Exactly what Turcotte didn’t want to contemplate at the moment. The cargo door slowly slid open and Turcotte paused. There was someone standing by the ramp leading into the mothership, silhouetted by the lights ringing the airfield. A tall woman clutching an old leather briefcase to her chest with an overnight bag at her feet. She had wide shoulders and shoulder-length gray hair.
She extended one hand as Turcotte approached. “Major Turcotte, I’m Professor Leahy.”
“Can you duplicate what Tesla did?” Turcotte asked.
She didn’t answer. She kept her hand extended, until Turcotte shook it. “Yes.”
Turcotte blinked, surprised at her confidence. “You only just saw his lost papers, how—” “Do you want me to make his weapon?” Leahy asked.
Turcotte nodded. Yakov came up behind him.
“Then why are you questioning my answer?” she asked.
Turcotte smiled. “You’ll do well with this gang. Welcome aboard.” He introduced her to Yakov. The Russian picked up her overnight bag and indicated for her to follow him on board. She pointed where several forklifts were lined up, holding pallets.
“I gave Major Quinn a list of what I’ll need. Pretty basic stuff, actually. It wasn’t hard to find. And most of what I brought is material I already had. I’ve been working on Tesla’s coil for over thirty years.”
“Why?” Turcotte asked.
“Because of the potential.” She smiled. “And I was right, wasn’t I? You’ve called, haven’t you?” Turcotte nodded. “Good. Let’s move then. We’ve got a long way to go.”

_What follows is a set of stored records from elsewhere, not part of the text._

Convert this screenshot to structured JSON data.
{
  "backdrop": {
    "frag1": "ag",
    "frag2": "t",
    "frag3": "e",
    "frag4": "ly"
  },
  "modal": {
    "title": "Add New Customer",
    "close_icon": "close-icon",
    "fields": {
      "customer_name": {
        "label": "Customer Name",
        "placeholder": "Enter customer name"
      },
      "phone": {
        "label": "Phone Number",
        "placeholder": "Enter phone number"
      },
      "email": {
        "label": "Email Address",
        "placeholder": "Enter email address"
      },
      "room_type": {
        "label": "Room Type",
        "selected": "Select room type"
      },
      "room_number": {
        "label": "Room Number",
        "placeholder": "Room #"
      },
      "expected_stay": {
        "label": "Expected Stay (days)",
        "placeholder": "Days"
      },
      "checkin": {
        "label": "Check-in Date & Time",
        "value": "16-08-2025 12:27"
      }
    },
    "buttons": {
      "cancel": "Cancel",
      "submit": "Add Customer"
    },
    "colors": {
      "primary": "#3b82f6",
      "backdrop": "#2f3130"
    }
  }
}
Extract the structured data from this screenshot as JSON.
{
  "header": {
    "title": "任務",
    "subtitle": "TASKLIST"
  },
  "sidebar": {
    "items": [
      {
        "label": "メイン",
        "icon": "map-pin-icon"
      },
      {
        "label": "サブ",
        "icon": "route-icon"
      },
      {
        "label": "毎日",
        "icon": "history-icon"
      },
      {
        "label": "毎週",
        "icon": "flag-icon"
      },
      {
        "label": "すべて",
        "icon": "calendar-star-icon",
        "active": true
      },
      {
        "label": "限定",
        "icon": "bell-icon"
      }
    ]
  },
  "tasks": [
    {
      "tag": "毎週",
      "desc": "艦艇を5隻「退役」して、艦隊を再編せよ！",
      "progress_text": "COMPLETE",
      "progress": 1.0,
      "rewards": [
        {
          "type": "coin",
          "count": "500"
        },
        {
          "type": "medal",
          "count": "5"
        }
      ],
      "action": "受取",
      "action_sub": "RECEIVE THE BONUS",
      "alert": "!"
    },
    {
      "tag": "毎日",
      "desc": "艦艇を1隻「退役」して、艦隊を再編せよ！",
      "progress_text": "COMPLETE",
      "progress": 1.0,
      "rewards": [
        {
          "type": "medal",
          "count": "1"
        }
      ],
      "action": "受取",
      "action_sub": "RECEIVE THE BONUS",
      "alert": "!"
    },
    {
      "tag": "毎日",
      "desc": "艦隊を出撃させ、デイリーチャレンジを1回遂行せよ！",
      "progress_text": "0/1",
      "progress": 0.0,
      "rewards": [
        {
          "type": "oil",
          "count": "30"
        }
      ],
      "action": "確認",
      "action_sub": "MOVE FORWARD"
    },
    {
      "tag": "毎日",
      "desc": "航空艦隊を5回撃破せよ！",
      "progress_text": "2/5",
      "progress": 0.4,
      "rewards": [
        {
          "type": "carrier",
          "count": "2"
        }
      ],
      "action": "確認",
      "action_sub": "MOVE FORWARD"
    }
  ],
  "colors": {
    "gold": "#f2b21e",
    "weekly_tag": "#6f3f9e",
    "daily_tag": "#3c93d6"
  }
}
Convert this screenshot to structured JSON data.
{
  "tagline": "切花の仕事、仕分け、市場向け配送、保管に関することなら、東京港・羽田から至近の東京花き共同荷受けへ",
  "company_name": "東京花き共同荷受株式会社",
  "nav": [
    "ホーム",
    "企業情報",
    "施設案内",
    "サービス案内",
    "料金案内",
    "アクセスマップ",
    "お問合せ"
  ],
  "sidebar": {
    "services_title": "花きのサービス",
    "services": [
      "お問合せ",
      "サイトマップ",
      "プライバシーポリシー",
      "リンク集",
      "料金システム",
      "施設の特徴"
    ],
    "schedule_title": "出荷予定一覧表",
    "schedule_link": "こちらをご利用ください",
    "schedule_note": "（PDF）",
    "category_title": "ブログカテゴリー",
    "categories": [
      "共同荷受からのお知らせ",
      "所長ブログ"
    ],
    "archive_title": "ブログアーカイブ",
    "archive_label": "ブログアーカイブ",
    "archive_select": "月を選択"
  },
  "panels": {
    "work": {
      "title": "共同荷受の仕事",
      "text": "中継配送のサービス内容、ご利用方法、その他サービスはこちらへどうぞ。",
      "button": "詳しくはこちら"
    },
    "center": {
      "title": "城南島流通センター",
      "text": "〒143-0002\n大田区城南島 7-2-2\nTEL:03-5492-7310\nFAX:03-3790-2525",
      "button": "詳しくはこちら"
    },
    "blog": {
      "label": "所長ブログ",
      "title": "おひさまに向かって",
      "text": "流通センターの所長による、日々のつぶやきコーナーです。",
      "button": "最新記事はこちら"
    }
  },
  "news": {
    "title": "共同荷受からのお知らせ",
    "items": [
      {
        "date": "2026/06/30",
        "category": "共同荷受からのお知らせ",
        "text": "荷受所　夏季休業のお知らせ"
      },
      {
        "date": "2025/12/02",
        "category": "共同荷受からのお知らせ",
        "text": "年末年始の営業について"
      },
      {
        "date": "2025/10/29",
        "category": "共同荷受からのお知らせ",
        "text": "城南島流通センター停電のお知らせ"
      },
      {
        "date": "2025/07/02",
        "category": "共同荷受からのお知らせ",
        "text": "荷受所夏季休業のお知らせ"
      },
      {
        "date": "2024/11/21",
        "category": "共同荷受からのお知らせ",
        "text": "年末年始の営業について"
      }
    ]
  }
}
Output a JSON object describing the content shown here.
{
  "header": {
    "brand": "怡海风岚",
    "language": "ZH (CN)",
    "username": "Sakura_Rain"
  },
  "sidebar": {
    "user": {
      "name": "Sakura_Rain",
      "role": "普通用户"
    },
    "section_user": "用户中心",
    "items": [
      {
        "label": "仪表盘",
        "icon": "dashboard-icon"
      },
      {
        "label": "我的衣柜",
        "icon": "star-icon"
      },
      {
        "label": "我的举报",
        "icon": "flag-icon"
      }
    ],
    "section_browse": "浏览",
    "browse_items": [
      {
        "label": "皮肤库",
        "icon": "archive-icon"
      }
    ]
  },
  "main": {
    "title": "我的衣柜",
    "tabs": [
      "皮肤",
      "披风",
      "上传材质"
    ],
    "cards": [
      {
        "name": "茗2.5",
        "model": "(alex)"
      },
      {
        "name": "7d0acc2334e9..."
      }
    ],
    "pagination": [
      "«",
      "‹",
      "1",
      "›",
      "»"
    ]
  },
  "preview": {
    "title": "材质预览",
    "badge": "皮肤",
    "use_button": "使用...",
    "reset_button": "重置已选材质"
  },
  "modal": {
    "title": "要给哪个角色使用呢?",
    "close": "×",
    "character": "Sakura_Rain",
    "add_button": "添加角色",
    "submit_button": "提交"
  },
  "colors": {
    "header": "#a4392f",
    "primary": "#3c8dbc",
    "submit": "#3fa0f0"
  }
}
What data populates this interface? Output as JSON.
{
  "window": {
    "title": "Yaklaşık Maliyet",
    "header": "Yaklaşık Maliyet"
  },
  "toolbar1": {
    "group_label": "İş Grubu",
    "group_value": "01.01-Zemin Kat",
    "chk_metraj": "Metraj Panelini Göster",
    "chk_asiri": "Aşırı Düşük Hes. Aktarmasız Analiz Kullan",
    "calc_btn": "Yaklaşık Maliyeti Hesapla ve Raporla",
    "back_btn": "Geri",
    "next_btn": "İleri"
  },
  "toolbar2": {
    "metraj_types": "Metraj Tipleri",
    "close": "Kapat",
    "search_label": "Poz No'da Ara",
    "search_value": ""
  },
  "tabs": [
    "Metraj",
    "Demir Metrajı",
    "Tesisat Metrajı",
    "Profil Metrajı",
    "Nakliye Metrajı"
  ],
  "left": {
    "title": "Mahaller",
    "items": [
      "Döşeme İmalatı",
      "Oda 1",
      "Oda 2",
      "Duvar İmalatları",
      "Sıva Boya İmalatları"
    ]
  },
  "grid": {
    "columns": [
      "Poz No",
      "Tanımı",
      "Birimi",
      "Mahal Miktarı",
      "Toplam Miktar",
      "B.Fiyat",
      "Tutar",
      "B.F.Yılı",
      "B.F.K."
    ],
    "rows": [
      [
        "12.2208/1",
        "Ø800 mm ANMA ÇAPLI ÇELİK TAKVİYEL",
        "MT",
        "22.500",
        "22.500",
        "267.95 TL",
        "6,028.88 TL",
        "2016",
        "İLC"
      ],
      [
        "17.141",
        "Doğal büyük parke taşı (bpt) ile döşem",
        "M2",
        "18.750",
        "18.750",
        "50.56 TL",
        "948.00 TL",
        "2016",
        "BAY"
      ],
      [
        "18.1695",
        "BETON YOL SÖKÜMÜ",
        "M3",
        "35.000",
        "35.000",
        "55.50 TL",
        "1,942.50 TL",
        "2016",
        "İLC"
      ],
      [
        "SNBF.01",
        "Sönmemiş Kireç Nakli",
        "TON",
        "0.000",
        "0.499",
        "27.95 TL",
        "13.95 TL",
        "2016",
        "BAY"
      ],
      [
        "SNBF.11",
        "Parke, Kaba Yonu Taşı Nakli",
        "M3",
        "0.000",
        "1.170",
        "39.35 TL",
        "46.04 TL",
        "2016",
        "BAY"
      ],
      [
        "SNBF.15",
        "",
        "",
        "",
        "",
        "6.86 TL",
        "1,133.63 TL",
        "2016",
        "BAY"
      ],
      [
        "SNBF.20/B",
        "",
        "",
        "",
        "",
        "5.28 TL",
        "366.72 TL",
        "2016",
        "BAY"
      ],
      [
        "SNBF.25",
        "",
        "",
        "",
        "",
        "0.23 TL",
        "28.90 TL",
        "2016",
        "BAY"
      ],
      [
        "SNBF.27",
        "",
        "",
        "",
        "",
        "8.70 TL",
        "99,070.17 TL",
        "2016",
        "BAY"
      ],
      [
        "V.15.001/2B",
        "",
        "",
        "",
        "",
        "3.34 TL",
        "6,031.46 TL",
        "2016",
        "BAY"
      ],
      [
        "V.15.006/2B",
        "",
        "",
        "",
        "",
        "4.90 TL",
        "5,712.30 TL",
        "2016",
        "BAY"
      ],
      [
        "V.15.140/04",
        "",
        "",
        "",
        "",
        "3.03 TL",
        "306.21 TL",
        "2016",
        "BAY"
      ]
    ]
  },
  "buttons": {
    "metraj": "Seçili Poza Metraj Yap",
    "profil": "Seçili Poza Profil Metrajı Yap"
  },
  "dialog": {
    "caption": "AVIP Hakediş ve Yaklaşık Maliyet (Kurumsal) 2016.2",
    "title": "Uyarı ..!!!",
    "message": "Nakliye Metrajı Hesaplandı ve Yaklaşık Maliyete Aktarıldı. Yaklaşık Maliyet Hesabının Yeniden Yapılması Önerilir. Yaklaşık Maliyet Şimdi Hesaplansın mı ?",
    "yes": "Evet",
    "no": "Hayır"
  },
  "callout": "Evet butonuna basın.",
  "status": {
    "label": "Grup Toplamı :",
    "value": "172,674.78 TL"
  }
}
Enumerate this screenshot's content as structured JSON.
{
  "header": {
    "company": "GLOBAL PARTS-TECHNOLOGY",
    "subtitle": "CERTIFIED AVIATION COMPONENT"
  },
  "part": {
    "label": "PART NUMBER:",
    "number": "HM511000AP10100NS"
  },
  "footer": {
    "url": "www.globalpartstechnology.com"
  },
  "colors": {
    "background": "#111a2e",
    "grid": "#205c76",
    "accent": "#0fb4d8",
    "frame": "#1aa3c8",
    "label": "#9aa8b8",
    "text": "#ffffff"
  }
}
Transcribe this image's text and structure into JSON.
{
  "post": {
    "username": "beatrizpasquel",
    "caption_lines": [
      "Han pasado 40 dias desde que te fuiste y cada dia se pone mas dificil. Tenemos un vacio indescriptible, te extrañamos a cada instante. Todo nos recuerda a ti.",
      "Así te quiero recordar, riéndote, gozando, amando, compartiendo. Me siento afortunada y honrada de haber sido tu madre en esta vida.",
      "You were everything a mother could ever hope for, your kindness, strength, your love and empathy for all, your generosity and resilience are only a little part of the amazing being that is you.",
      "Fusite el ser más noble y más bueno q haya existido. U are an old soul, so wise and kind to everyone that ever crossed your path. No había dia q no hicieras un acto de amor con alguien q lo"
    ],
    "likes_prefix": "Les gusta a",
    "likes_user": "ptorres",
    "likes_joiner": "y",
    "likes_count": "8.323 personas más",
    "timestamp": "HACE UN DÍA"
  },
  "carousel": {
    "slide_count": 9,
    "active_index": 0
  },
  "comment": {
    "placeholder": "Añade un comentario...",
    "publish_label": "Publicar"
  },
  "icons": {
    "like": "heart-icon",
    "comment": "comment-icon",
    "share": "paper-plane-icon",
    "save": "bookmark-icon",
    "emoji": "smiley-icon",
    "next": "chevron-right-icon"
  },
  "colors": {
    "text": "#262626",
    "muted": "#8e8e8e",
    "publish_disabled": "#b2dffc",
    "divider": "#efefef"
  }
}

The Airlia convoy reached the edge of the array. The large vehicles were dwarfed by the pylons arching overhead. They maneuvered around to the one that wasn’t complete and came to a halt. Hatches opened on the vehicles and Airlia piled out dressed in black pressure suits. All the survivors that Aspasia had left behind.
Most began putting together prefab enclosures. A handful walked over to the thick base of the pylon. They looked up. The unfinished portion was far above them, but in the lesser gravity of Mars a half dozen Airlia began climbing up the slightly curving outer surface. As they climbed, others began backing up the tracked vehicles, leaving a space in between which they started covering with a heavy material to form a living area.
Twenty miles away, on the ramp, the last vehicle, the one bearing the crystal, was approaching.